Inévitablement, nous parlons de sa mère, une femme de la terre, qui lui a annoncé dimanche dernier qu'un dimanche des rameaux venteux est annonciateur d'un mois à venir venteux. Je lui fais le commentaire qu'à l'allure où vont les choses, il n'y aura plus beaucoup de ce savoir, de cette sagesse qui seront transmis aux générations futures car seul les gens de la terre savent observer cette nature. Ils ont surtout appris à lâcher prise.

Elle me parle de son père qui un jour a eu un doigt arraché par une vache trop pressée de courir dans les champs. Pas de clinique, pas de médecin. Un pansement improvisé, car les bêtes, elles, ne savent attendre. Les doigts, les os qui se raboutent pas toujours droits, mais les plaies se referment et la vie continue. Une cicatrice lui rappelle un jour cet incident.

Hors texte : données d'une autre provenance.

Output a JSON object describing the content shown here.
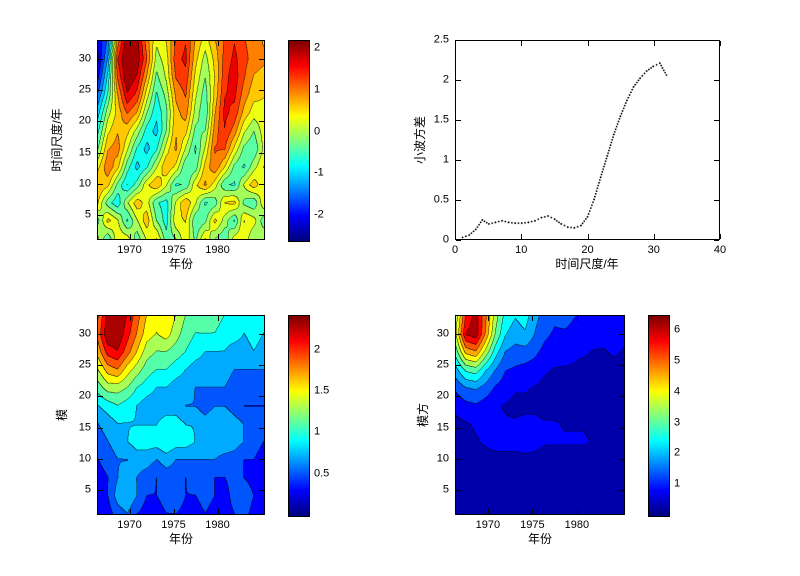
{
  "figure": {
    "background": "#ffffff",
    "axis_color": "#000000"
  },
  "chart_data": [
    {
      "id": "wavelet-real-contour",
      "type": "heatmap",
      "contour": true,
      "colormap": "jet",
      "xlabel": "年份",
      "ylabel": "时间尺度/年",
      "x_ticks": [
        1970,
        1975,
        1980
      ],
      "x_range": [
        1966.3,
        1985.4
      ],
      "y_ticks": [
        5,
        10,
        15,
        20,
        25,
        30
      ],
      "y_range": [
        1,
        33
      ],
      "colorbar_ticks": [
        2,
        1,
        0,
        -1,
        -2
      ],
      "z_range": [
        -2.6,
        2.2
      ],
      "levels": 14,
      "grid": {
        "cols": 18,
        "rows": 12,
        "values": [
          [
            -2.2,
            -1.5,
            1.0,
            2.2,
            2.0,
            1.0,
            0.2,
            0.5,
            1.2,
            1.5,
            0.8,
            0.3,
            0.8,
            1.2,
            1.5,
            1.2,
            1.0,
            0.8
          ],
          [
            -2.3,
            -1.2,
            1.5,
            2.3,
            2.1,
            1.2,
            0.0,
            0.3,
            1.4,
            1.6,
            0.6,
            0.0,
            0.6,
            1.3,
            1.6,
            1.3,
            1.0,
            0.9
          ],
          [
            -2.0,
            -0.8,
            1.2,
            2.2,
            1.8,
            0.8,
            -0.3,
            0.2,
            1.2,
            1.4,
            0.4,
            -0.2,
            0.5,
            1.4,
            1.7,
            1.2,
            0.8,
            0.7
          ],
          [
            -1.5,
            -0.5,
            0.8,
            1.8,
            1.4,
            0.3,
            -0.6,
            -0.1,
            0.9,
            1.2,
            0.2,
            -0.4,
            0.6,
            1.5,
            1.6,
            1.0,
            0.6,
            0.5
          ],
          [
            -1.0,
            0.0,
            0.6,
            1.2,
            0.8,
            -0.2,
            -0.8,
            -0.3,
            0.7,
            1.0,
            0.0,
            -0.5,
            0.8,
            1.6,
            1.4,
            0.7,
            0.3,
            0.4
          ],
          [
            -0.6,
            0.4,
            0.8,
            0.6,
            0.0,
            -0.7,
            -1.0,
            -0.2,
            0.8,
            0.6,
            -0.3,
            -0.2,
            1.0,
            1.5,
            1.0,
            0.2,
            -0.2,
            0.3
          ],
          [
            -0.2,
            0.8,
            1.0,
            0.2,
            -0.6,
            -1.0,
            -0.6,
            0.3,
            0.9,
            0.1,
            -0.6,
            0.2,
            1.2,
            1.2,
            0.4,
            -0.3,
            -0.5,
            0.2
          ],
          [
            0.4,
            1.1,
            0.6,
            -0.4,
            -1.0,
            -0.6,
            0.1,
            0.8,
            0.4,
            -0.5,
            -0.4,
            0.6,
            1.1,
            0.5,
            -0.3,
            -0.6,
            0.0,
            0.5
          ],
          [
            0.8,
            0.6,
            -0.3,
            -0.9,
            -0.4,
            0.4,
            0.8,
            0.2,
            -0.6,
            -0.5,
            0.4,
            0.9,
            0.3,
            -0.5,
            -0.6,
            0.2,
            0.7,
            0.2
          ],
          [
            0.5,
            -0.4,
            -0.8,
            0.1,
            0.7,
            0.3,
            -0.5,
            -0.7,
            0.2,
            0.8,
            0.2,
            -0.6,
            -0.4,
            0.5,
            0.6,
            -0.3,
            -0.5,
            0.4
          ],
          [
            -0.3,
            0.6,
            0.2,
            -0.6,
            0.1,
            0.7,
            -0.2,
            -0.7,
            0.4,
            0.5,
            -0.5,
            -0.3,
            0.6,
            0.0,
            -0.6,
            0.5,
            0.3,
            -0.4
          ],
          [
            0.2,
            -0.5,
            0.4,
            0.3,
            -0.4,
            0.2,
            0.5,
            -0.4,
            -0.2,
            0.4,
            -0.3,
            0.5,
            -0.2,
            -0.5,
            0.3,
            0.4,
            -0.2,
            0.1
          ]
        ]
      }
    },
    {
      "id": "wavelet-variance",
      "type": "line",
      "line_style": "dotted",
      "line_color": "#000000",
      "xlabel": "时间尺度/年",
      "ylabel": "小波方差",
      "x_ticks": [
        0,
        10,
        20,
        30,
        40
      ],
      "y_ticks": [
        0,
        0.5,
        1,
        1.5,
        2,
        2.5
      ],
      "xlim": [
        0,
        40
      ],
      "ylim": [
        0,
        2.5
      ],
      "x": [
        1,
        2,
        3,
        4,
        5,
        6,
        7,
        8,
        9,
        10,
        11,
        12,
        13,
        14,
        15,
        16,
        17,
        18,
        19,
        20,
        21,
        22,
        23,
        24,
        25,
        26,
        27,
        28,
        29,
        30,
        31,
        32
      ],
      "y": [
        0.02,
        0.05,
        0.12,
        0.24,
        0.19,
        0.21,
        0.23,
        0.21,
        0.2,
        0.2,
        0.21,
        0.23,
        0.27,
        0.29,
        0.25,
        0.19,
        0.15,
        0.14,
        0.17,
        0.28,
        0.5,
        0.78,
        1.05,
        1.32,
        1.55,
        1.75,
        1.92,
        2.03,
        2.12,
        2.18,
        2.22,
        2.07
      ]
    },
    {
      "id": "wavelet-modulus-contour",
      "type": "heatmap",
      "contour": true,
      "colormap": "jet",
      "xlabel": "年份",
      "ylabel": "模",
      "x_ticks": [
        1970,
        1975,
        1980
      ],
      "x_range": [
        1966.3,
        1985.4
      ],
      "y_ticks": [
        5,
        10,
        15,
        20,
        25,
        30
      ],
      "y_range": [
        1,
        33
      ],
      "colorbar_ticks": [
        2,
        1.5,
        1,
        0.5
      ],
      "z_range": [
        0,
        2.42
      ],
      "levels": 12,
      "grid": {
        "cols": 18,
        "rows": 12,
        "values": [
          [
            1.8,
            2.3,
            2.4,
            2.2,
            1.9,
            1.6,
            1.5,
            1.6,
            1.4,
            1.2,
            1.1,
            1.2,
            1.1,
            1.0,
            0.9,
            0.9,
            1.0,
            0.9
          ],
          [
            1.9,
            2.4,
            2.4,
            2.1,
            1.8,
            1.5,
            1.4,
            1.5,
            1.3,
            1.1,
            1.0,
            1.0,
            1.0,
            0.9,
            0.9,
            0.8,
            0.9,
            0.8
          ],
          [
            1.7,
            2.1,
            2.2,
            1.9,
            1.6,
            1.3,
            1.2,
            1.2,
            1.1,
            1.0,
            0.9,
            0.8,
            0.8,
            0.8,
            0.7,
            0.7,
            0.8,
            0.7
          ],
          [
            1.4,
            1.7,
            1.8,
            1.5,
            1.3,
            1.1,
            1.0,
            1.0,
            0.9,
            0.8,
            0.7,
            0.7,
            0.7,
            0.7,
            0.6,
            0.6,
            0.6,
            0.6
          ],
          [
            1.1,
            1.3,
            1.3,
            1.2,
            1.0,
            0.9,
            0.8,
            0.8,
            0.7,
            0.7,
            0.6,
            0.6,
            0.6,
            0.6,
            0.5,
            0.5,
            0.5,
            0.5
          ],
          [
            0.8,
            0.9,
            1.0,
            0.9,
            0.8,
            0.7,
            0.7,
            0.7,
            0.7,
            0.6,
            0.6,
            0.5,
            0.6,
            0.6,
            0.5,
            0.4,
            0.4,
            0.4
          ],
          [
            0.6,
            0.7,
            0.8,
            0.8,
            0.8,
            0.8,
            0.8,
            0.9,
            0.9,
            0.8,
            0.8,
            0.7,
            0.8,
            0.8,
            0.7,
            0.6,
            0.5,
            0.5
          ],
          [
            0.5,
            0.6,
            0.7,
            0.8,
            0.9,
            0.9,
            0.9,
            1.0,
            0.9,
            0.9,
            0.8,
            0.8,
            0.8,
            0.8,
            0.7,
            0.6,
            0.5,
            0.4
          ],
          [
            0.4,
            0.5,
            0.6,
            0.6,
            0.7,
            0.7,
            0.6,
            0.7,
            0.6,
            0.6,
            0.6,
            0.6,
            0.6,
            0.5,
            0.5,
            0.4,
            0.4,
            0.3
          ],
          [
            0.3,
            0.4,
            0.6,
            0.7,
            0.6,
            0.5,
            0.4,
            0.5,
            0.5,
            0.4,
            0.5,
            0.5,
            0.4,
            0.4,
            0.5,
            0.4,
            0.3,
            0.3
          ],
          [
            0.3,
            0.4,
            0.7,
            0.8,
            0.6,
            0.4,
            0.4,
            0.5,
            0.6,
            0.4,
            0.4,
            0.5,
            0.4,
            0.3,
            0.5,
            0.6,
            0.4,
            0.3
          ],
          [
            0.2,
            0.3,
            0.5,
            0.6,
            0.4,
            0.3,
            0.3,
            0.4,
            0.4,
            0.3,
            0.3,
            0.4,
            0.3,
            0.3,
            0.4,
            0.5,
            0.3,
            0.2
          ]
        ]
      }
    },
    {
      "id": "wavelet-power-contour",
      "type": "heatmap",
      "contour": true,
      "colormap": "jet",
      "xlabel": "年份",
      "ylabel": "模方",
      "x_ticks": [
        1970,
        1975,
        1980
      ],
      "x_range": [
        1966.3,
        1985.4
      ],
      "y_ticks": [
        5,
        10,
        15,
        20,
        25,
        30
      ],
      "y_range": [
        1,
        33
      ],
      "colorbar_ticks": [
        6,
        5,
        4,
        3,
        2,
        1
      ],
      "z_range": [
        0,
        6.5
      ],
      "levels": 12,
      "grid": {
        "cols": 18,
        "rows": 12,
        "values": [
          [
            3.5,
            5.5,
            6.2,
            5.0,
            3.5,
            2.5,
            2.2,
            2.4,
            1.8,
            1.4,
            1.2,
            1.3,
            1.1,
            1.0,
            0.9,
            0.8,
            0.9,
            0.8
          ],
          [
            3.8,
            6.0,
            6.3,
            4.8,
            3.2,
            2.2,
            1.9,
            2.1,
            1.6,
            1.2,
            1.0,
            1.0,
            0.9,
            0.8,
            0.8,
            0.7,
            0.8,
            0.7
          ],
          [
            3.0,
            4.5,
            4.8,
            3.6,
            2.4,
            1.6,
            1.4,
            1.4,
            1.2,
            0.9,
            0.8,
            0.7,
            0.6,
            0.6,
            0.5,
            0.5,
            0.6,
            0.5
          ],
          [
            2.0,
            2.8,
            3.0,
            2.2,
            1.6,
            1.1,
            1.0,
            0.9,
            0.8,
            0.6,
            0.5,
            0.5,
            0.5,
            0.4,
            0.4,
            0.4,
            0.4,
            0.4
          ],
          [
            1.2,
            1.6,
            1.7,
            1.4,
            1.0,
            0.8,
            0.6,
            0.6,
            0.5,
            0.4,
            0.4,
            0.3,
            0.3,
            0.3,
            0.3,
            0.3,
            0.3,
            0.3
          ],
          [
            0.7,
            0.9,
            1.0,
            0.8,
            0.6,
            0.5,
            0.4,
            0.4,
            0.4,
            0.3,
            0.3,
            0.3,
            0.3,
            0.3,
            0.2,
            0.2,
            0.2,
            0.2
          ],
          [
            0.4,
            0.5,
            0.6,
            0.6,
            0.6,
            0.6,
            0.6,
            0.7,
            0.7,
            0.6,
            0.6,
            0.5,
            0.5,
            0.5,
            0.4,
            0.3,
            0.3,
            0.3
          ],
          [
            0.3,
            0.4,
            0.5,
            0.6,
            0.7,
            0.7,
            0.7,
            0.8,
            0.7,
            0.6,
            0.6,
            0.6,
            0.6,
            0.6,
            0.5,
            0.4,
            0.3,
            0.2
          ],
          [
            0.2,
            0.3,
            0.4,
            0.4,
            0.4,
            0.4,
            0.4,
            0.4,
            0.4,
            0.3,
            0.3,
            0.3,
            0.3,
            0.3,
            0.3,
            0.2,
            0.2,
            0.2
          ],
          [
            0.2,
            0.2,
            0.3,
            0.4,
            0.3,
            0.3,
            0.2,
            0.3,
            0.3,
            0.2,
            0.3,
            0.3,
            0.2,
            0.2,
            0.3,
            0.2,
            0.2,
            0.1
          ],
          [
            0.1,
            0.2,
            0.4,
            0.4,
            0.3,
            0.2,
            0.2,
            0.3,
            0.3,
            0.2,
            0.2,
            0.3,
            0.2,
            0.2,
            0.3,
            0.3,
            0.2,
            0.1
          ],
          [
            0.1,
            0.1,
            0.2,
            0.3,
            0.2,
            0.1,
            0.1,
            0.2,
            0.2,
            0.1,
            0.1,
            0.2,
            0.1,
            0.1,
            0.2,
            0.2,
            0.1,
            0.1
          ]
        ]
      }
    }
  ]
}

A la ville notre regard heurte rapidement un immeuble, à la campagne notre regard se pose sur l'horizon. De l'espace pour réfléchir tout en étant occupé à diverses activités. Beau temps, mauvais temps, il faut traire les vaches, les nourrir, nettoyer l'enclos, matin et soir. La question de ce que tu vas faire de ta journée, elle est réglée. Tu sais exactement ce que tu vas faire et à quelle heure. Martin Matte dans un spectacle disait: " Les fermiers ne font pas de burn out ". Pourtant, ils sont de plus en plus nombreux à être étrangler financièrement et à en souffrir.

Longtemps, les gens de la terre ont été méprisés par les gens de la ville. Pourtant, ce sont eux les premiers bâtisseurs, les premiers entrepreneurs. Il faut vraiment être débrouillard pour tirer profit de l'exploitation agricole. Ces hommes et ces femmes qui partagent leur quotidien, ont des rapports égalitaires, où chacun sait que l'autre est important. La soeur de mon amie a repris la ferme familiale, a mis au monde une douzaine d'enfants. Chaque enfant a trouvé sa place dans l'entreprise qui s'est diversifiée.

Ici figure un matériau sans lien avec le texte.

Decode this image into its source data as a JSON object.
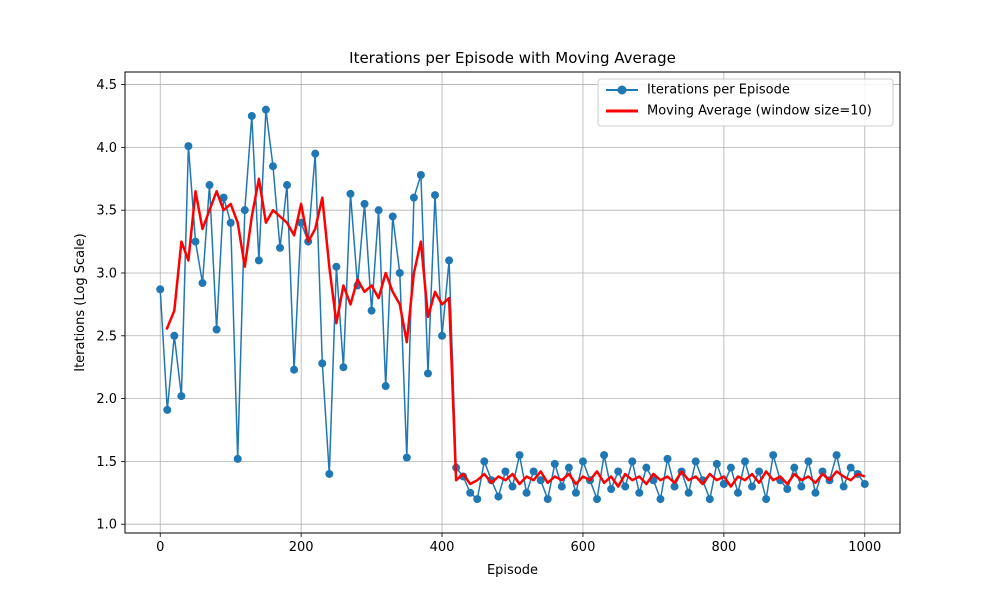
{
  "chart_data": {
    "type": "line",
    "title": "Iterations per Episode with Moving Average",
    "xlabel": "Episode",
    "ylabel": "Iterations (Log Scale)",
    "xlim": [
      -50,
      1050
    ],
    "ylim": [
      0.93,
      4.6
    ],
    "xticks": [
      0,
      200,
      400,
      600,
      800,
      1000
    ],
    "yticks": [
      1.0,
      1.5,
      2.0,
      2.5,
      3.0,
      3.5,
      4.0,
      4.5
    ],
    "ytick_labels": [
      "1.0",
      "1.5",
      "2.0",
      "2.5",
      "3.0",
      "3.5",
      "4.0",
      "4.5"
    ],
    "grid": true,
    "legend_position": "top-right",
    "series": [
      {
        "name": "Iterations per Episode",
        "color": "#1f77b4",
        "style": "line-with-circle-markers",
        "x": [
          0,
          10,
          20,
          30,
          40,
          50,
          60,
          70,
          80,
          90,
          100,
          110,
          120,
          130,
          140,
          150,
          160,
          170,
          180,
          190,
          200,
          210,
          220,
          230,
          240,
          250,
          260,
          270,
          280,
          290,
          300,
          310,
          320,
          330,
          340,
          350,
          360,
          370,
          380,
          390,
          400,
          410,
          420,
          430,
          440,
          450,
          460,
          470,
          480,
          490,
          500,
          510,
          520,
          530,
          540,
          550,
          560,
          570,
          580,
          590,
          600,
          610,
          620,
          630,
          640,
          650,
          660,
          670,
          680,
          690,
          700,
          710,
          720,
          730,
          740,
          750,
          760,
          770,
          780,
          790,
          800,
          810,
          820,
          830,
          840,
          850,
          860,
          870,
          880,
          890,
          900,
          910,
          920,
          930,
          940,
          950,
          960,
          970,
          980,
          990,
          1000
        ],
        "values": [
          2.87,
          1.91,
          2.5,
          2.02,
          4.01,
          3.25,
          2.92,
          3.7,
          2.55,
          3.6,
          3.4,
          1.52,
          3.5,
          4.25,
          3.1,
          4.3,
          3.85,
          3.2,
          3.7,
          2.23,
          3.4,
          3.25,
          3.95,
          2.28,
          1.4,
          3.05,
          2.25,
          3.63,
          2.9,
          3.55,
          2.7,
          3.5,
          2.1,
          3.45,
          3.0,
          1.53,
          3.6,
          3.78,
          2.2,
          3.62,
          2.5,
          3.1,
          1.45,
          1.38,
          1.25,
          1.2,
          1.5,
          1.35,
          1.22,
          1.42,
          1.3,
          1.55,
          1.25,
          1.42,
          1.35,
          1.2,
          1.48,
          1.3,
          1.45,
          1.25,
          1.5,
          1.35,
          1.2,
          1.55,
          1.28,
          1.42,
          1.3,
          1.5,
          1.25,
          1.45,
          1.35,
          1.2,
          1.52,
          1.3,
          1.42,
          1.25,
          1.5,
          1.35,
          1.2,
          1.48,
          1.32,
          1.45,
          1.25,
          1.5,
          1.3,
          1.42,
          1.2,
          1.55,
          1.35,
          1.28,
          1.45,
          1.3,
          1.5,
          1.25,
          1.42,
          1.35,
          1.55,
          1.3,
          1.45,
          1.4,
          1.32
        ]
      },
      {
        "name": "Moving Average (window size=10)",
        "color": "#ff0000",
        "style": "line",
        "x": [
          9,
          20,
          30,
          40,
          50,
          60,
          70,
          80,
          90,
          100,
          110,
          120,
          130,
          140,
          150,
          160,
          170,
          180,
          190,
          200,
          210,
          220,
          230,
          240,
          250,
          260,
          270,
          280,
          290,
          300,
          310,
          320,
          330,
          340,
          350,
          360,
          370,
          380,
          390,
          400,
          410,
          420,
          430,
          440,
          450,
          460,
          470,
          480,
          490,
          500,
          510,
          520,
          530,
          540,
          550,
          560,
          570,
          580,
          590,
          600,
          610,
          620,
          630,
          640,
          650,
          660,
          670,
          680,
          690,
          700,
          710,
          720,
          730,
          740,
          750,
          760,
          770,
          780,
          790,
          800,
          810,
          820,
          830,
          840,
          850,
          860,
          870,
          880,
          890,
          900,
          910,
          920,
          930,
          940,
          950,
          960,
          970,
          980,
          990,
          1000
        ],
        "values": [
          2.55,
          2.7,
          3.25,
          3.1,
          3.65,
          3.35,
          3.5,
          3.65,
          3.5,
          3.55,
          3.4,
          3.05,
          3.45,
          3.75,
          3.4,
          3.5,
          3.45,
          3.4,
          3.3,
          3.55,
          3.25,
          3.35,
          3.6,
          3.05,
          2.6,
          2.9,
          2.75,
          2.95,
          2.85,
          2.9,
          2.8,
          3.0,
          2.85,
          2.75,
          2.45,
          3.0,
          3.25,
          2.65,
          2.85,
          2.75,
          2.8,
          1.35,
          1.4,
          1.32,
          1.35,
          1.4,
          1.33,
          1.38,
          1.35,
          1.4,
          1.32,
          1.38,
          1.35,
          1.42,
          1.33,
          1.38,
          1.35,
          1.4,
          1.32,
          1.38,
          1.35,
          1.42,
          1.33,
          1.38,
          1.3,
          1.4,
          1.35,
          1.38,
          1.32,
          1.4,
          1.35,
          1.38,
          1.33,
          1.42,
          1.35,
          1.38,
          1.32,
          1.4,
          1.35,
          1.38,
          1.3,
          1.38,
          1.35,
          1.4,
          1.33,
          1.42,
          1.35,
          1.38,
          1.32,
          1.4,
          1.35,
          1.38,
          1.33,
          1.4,
          1.35,
          1.42,
          1.38,
          1.35,
          1.4,
          1.38
        ]
      }
    ]
  }
}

Malgré la mondialisation, nous apprécions nos beaux produits du Québec, nos beaux fromages d'ici. Derrière ce terroir, il y a des hommes, des femmes qui chaque jour, parce qu'ils sont passionnés de la terre, produisent pour nous. De moins en moins d'aînés de famille reprennent le collier. Malheureusement, c'est notre richesse collective qui disparaît sans laisser de traces.

Il y a eu le mercredi des cendres, le dimanche des rameaux et bientôt la résurrection. Ce qui appartient à la terre, retourne à la terre. Joyeuses Pâques à tous nos producteurs d'oeufs, de bovin, de porc, etc.